Should Equity Investors Fear King Dollar?

With two weeks left in 2015, the S&P 500 Index is flirting with its first down year since 2008. Much of the blame for its inability to push higher has been placed on the strength in the U.S. Dollar, which has appreciated against nearly every other global currency.

The argument goes follows: a strong Dollar has been a headwind for U.S. exports, the economyearnings, and revenues. In a world of slowing growth, currency debasement has increasingly become the economic weapon of choice. The “winners” of this currency war are said to be those countries who can debase their currency at the fastest pace.

I reject the notion that you can debase your way to prosperity, but this seems to be accepted as an absolute truth these days, especially within the ivory central bank towers.

Regardless of whether you believe that debasement is good or bad for long-term economic growth, is this something investors should be focusing on? Stated differently – should U.S. equity investors really be hoping for a weaker Dollar in the months and years to come?

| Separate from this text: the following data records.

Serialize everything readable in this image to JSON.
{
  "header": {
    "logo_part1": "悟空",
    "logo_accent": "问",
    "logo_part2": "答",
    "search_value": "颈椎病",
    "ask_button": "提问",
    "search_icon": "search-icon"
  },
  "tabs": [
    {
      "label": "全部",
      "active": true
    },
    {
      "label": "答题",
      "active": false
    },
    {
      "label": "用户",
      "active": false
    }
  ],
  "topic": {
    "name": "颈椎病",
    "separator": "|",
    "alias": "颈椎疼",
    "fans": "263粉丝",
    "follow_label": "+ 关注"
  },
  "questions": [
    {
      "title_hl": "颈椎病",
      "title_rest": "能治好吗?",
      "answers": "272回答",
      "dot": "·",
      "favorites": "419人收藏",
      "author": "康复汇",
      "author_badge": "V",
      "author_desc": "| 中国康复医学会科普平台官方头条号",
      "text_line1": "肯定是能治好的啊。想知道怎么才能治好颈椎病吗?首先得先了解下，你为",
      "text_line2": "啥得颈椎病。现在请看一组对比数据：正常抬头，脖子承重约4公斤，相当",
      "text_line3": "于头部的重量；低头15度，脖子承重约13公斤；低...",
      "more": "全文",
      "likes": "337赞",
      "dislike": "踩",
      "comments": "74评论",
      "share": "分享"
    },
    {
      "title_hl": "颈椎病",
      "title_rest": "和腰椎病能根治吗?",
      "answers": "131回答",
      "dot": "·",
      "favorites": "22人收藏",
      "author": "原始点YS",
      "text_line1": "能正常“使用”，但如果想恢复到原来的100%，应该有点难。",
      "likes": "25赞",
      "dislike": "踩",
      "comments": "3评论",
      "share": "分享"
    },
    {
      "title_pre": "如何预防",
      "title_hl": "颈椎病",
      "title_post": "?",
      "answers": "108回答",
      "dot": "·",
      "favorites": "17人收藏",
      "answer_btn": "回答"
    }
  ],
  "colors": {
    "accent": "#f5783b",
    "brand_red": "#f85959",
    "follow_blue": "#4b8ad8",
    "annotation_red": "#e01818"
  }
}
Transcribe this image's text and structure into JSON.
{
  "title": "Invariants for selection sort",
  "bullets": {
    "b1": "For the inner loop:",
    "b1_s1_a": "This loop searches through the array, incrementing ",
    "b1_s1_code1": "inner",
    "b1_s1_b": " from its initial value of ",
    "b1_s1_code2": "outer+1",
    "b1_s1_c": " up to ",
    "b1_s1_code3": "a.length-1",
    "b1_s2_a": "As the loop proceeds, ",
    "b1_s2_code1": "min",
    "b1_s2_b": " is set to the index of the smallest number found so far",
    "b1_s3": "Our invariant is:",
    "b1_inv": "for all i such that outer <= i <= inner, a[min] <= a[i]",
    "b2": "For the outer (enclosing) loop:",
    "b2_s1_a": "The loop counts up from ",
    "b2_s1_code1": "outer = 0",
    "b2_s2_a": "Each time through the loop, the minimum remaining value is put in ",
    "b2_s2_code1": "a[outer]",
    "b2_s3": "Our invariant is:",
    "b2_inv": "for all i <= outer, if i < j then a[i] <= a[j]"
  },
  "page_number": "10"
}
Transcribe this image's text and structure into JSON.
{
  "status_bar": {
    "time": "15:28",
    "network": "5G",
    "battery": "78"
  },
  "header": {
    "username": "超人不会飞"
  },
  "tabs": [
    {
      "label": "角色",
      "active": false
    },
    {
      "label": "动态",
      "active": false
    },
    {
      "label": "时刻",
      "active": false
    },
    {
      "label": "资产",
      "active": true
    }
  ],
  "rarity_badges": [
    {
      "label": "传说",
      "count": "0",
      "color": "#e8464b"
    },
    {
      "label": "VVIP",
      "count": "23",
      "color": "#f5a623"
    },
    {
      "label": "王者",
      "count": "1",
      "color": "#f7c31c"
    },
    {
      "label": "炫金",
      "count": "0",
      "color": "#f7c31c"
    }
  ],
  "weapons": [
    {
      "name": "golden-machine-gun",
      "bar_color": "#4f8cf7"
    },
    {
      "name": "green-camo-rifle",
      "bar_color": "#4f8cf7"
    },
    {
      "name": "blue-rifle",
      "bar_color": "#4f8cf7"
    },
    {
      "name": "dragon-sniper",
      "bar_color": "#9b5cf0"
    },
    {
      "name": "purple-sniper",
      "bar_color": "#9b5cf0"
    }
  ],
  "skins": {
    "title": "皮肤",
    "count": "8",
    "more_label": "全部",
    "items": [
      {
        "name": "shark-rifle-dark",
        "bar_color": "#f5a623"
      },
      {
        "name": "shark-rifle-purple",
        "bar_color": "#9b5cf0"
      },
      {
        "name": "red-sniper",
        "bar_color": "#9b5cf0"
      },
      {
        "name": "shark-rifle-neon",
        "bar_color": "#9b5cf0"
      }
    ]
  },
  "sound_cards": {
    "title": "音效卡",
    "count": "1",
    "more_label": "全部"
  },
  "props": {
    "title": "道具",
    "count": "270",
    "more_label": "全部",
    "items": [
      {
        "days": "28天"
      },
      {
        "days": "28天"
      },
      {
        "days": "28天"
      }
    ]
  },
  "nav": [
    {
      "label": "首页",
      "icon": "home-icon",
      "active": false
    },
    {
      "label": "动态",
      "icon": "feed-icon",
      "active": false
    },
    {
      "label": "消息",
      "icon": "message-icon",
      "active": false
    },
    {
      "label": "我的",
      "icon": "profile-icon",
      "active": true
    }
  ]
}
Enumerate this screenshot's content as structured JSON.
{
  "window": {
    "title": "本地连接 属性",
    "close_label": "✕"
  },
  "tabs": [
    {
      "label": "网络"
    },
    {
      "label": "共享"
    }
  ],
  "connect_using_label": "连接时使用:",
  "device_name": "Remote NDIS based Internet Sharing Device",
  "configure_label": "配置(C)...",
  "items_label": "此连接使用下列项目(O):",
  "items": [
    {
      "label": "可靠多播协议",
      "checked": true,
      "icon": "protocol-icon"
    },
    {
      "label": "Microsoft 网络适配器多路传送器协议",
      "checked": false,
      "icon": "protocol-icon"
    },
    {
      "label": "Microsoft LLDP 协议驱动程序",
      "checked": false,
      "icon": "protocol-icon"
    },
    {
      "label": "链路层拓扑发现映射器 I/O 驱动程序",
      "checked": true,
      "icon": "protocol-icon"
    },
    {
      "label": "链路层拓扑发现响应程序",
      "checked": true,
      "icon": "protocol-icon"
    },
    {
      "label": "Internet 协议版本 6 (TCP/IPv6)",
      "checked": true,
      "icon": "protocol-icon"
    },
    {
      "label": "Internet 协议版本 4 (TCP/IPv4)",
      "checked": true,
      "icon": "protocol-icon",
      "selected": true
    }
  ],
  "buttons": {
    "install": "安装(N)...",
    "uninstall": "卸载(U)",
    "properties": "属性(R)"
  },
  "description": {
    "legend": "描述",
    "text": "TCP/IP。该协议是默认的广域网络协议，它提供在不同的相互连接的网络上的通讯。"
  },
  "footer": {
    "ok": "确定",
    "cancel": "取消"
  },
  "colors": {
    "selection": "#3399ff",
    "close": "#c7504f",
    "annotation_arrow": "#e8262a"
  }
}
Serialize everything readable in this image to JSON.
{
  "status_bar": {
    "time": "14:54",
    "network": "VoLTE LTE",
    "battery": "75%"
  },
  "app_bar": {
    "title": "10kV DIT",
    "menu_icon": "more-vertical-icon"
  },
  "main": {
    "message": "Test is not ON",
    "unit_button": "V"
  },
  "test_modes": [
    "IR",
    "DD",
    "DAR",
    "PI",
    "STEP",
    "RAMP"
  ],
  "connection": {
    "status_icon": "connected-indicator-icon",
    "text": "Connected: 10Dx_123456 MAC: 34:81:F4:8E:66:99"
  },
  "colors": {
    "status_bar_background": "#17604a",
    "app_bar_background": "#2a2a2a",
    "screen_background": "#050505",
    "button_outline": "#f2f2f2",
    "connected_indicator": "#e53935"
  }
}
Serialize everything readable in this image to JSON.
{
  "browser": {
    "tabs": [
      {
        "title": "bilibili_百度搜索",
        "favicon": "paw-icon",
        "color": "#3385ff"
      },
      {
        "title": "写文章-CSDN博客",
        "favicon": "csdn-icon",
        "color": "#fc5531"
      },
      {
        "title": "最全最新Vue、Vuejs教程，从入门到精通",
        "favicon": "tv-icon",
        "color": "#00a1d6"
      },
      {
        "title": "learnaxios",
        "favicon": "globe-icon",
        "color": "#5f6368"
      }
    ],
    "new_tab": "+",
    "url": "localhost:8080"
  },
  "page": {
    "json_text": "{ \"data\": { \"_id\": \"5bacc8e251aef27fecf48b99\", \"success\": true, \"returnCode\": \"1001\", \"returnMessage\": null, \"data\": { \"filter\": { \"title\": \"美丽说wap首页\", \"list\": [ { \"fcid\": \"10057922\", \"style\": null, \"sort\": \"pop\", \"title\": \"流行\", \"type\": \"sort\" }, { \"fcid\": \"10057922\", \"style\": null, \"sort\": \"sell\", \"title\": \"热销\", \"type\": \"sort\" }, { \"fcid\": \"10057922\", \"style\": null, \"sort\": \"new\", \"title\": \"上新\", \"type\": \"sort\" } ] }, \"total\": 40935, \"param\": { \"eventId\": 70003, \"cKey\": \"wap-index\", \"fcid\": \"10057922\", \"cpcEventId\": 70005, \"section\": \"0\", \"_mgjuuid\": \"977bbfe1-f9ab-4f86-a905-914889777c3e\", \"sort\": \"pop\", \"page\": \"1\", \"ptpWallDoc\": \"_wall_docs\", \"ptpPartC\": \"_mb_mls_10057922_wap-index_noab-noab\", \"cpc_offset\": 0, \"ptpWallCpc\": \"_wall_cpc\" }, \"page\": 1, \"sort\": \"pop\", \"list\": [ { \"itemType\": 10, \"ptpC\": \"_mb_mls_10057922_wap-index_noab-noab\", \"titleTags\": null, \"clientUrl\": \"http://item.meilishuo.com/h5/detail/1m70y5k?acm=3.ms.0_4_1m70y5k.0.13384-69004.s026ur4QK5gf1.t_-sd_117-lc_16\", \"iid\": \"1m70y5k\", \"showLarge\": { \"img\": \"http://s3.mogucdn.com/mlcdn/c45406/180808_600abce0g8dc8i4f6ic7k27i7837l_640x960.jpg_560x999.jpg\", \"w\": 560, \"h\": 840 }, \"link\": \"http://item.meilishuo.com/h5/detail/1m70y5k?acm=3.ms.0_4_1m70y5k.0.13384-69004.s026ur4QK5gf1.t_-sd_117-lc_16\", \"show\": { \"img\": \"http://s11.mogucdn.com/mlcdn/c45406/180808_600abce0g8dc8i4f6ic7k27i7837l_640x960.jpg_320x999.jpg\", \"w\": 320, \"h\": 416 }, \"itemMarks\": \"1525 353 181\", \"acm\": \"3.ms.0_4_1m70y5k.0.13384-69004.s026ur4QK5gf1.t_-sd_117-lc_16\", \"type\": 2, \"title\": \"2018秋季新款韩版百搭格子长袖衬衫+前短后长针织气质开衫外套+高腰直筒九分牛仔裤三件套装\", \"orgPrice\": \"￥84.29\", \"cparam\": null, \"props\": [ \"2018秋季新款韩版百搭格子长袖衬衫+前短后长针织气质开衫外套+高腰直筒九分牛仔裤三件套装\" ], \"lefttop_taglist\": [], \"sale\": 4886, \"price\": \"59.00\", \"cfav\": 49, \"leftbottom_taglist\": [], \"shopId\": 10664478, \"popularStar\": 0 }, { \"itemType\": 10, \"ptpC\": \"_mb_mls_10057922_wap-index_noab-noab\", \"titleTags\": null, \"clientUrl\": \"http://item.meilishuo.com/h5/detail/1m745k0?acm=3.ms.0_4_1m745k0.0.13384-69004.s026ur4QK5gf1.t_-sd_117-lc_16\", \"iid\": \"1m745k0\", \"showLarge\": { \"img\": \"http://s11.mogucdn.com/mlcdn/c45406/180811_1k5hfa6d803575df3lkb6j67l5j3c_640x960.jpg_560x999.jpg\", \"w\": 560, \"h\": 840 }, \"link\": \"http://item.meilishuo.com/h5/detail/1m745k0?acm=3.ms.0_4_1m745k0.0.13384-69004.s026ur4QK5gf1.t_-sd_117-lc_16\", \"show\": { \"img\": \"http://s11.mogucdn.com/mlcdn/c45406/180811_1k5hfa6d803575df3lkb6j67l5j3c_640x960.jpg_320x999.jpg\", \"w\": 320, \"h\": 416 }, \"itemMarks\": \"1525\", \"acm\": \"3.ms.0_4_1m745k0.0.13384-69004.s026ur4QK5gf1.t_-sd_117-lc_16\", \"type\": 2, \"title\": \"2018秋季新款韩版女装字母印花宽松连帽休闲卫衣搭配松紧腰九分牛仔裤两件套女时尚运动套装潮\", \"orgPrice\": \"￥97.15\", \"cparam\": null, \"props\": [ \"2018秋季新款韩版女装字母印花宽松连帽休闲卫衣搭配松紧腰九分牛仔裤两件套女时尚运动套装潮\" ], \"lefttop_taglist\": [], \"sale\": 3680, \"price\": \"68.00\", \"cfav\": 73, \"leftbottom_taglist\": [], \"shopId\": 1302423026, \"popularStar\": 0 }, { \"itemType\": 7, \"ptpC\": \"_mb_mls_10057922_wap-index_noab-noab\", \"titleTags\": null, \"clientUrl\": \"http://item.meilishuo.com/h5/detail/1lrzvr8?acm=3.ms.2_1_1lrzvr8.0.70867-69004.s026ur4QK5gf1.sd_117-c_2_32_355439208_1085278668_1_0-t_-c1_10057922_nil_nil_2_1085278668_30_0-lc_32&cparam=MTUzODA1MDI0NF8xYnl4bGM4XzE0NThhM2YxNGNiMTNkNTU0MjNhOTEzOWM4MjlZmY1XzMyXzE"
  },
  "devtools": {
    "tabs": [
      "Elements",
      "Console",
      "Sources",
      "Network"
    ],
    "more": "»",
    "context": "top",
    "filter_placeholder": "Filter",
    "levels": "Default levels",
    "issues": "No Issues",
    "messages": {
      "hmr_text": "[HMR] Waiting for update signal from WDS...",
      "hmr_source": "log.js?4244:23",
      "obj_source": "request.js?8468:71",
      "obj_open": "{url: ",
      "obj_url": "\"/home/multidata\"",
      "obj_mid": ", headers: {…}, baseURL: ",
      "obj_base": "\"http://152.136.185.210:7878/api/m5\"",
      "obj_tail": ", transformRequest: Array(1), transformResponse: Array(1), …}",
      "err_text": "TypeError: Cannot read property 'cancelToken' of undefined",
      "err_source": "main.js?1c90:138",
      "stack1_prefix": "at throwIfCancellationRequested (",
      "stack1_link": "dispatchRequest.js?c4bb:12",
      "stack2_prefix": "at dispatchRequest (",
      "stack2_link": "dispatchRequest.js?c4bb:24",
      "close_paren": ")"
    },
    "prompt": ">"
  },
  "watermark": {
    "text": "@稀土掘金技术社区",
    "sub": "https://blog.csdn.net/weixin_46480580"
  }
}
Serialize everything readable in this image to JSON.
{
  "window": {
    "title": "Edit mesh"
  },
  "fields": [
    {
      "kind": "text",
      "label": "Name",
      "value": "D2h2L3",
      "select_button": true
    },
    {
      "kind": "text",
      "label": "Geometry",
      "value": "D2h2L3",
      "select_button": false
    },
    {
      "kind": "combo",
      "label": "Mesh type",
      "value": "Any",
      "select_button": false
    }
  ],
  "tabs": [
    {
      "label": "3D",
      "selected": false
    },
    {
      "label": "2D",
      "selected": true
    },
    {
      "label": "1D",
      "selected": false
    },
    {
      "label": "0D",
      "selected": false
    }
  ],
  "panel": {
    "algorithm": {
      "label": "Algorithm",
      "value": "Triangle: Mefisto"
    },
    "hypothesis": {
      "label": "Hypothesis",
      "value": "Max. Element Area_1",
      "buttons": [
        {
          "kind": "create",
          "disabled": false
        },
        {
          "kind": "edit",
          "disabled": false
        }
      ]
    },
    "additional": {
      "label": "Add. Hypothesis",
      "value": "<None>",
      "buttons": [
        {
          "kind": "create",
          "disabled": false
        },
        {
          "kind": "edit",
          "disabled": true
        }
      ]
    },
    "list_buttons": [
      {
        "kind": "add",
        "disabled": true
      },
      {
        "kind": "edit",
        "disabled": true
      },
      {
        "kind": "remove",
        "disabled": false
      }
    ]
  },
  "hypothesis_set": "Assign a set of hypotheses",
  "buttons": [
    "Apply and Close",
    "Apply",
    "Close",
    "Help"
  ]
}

Based on the historical evidence, the answer is far from clear.

We have full-year data on the Dollar Index (Bloomberg Ticker: DXY Index) going back to 1968. On a calendar year basis, the correlation between the return of the Dollar Index and the return of the S&P 500 has been essentially zero (.04).

feardollar1

The S&P 500 has experienced its highest return years with both a weaker Dollar (1985, 1995) and stronger Dollar (1975, 1980) with no predictive pattern. Similarly, it has experienced its worst down years with both a weaker Dollar (1974, 2002) and stronger Dollar (2001, 2008).

The chart below displays the rolling 1-year correlation between the Dollar Index and the S&P 500 using monthly returns. As you can see, there is little in the way of consistency over time.

feardollar2

In the current economic expansion (June 2009 – Today), however, the correlation has been more persistently negative than in prior cycles. Perhaps this can be attributed to the heightened focus on easy money central bank policies and debasement (along with weaker economic data) being viewed as a “positive” for markets. Or perhaps it is spurious, we'll never know.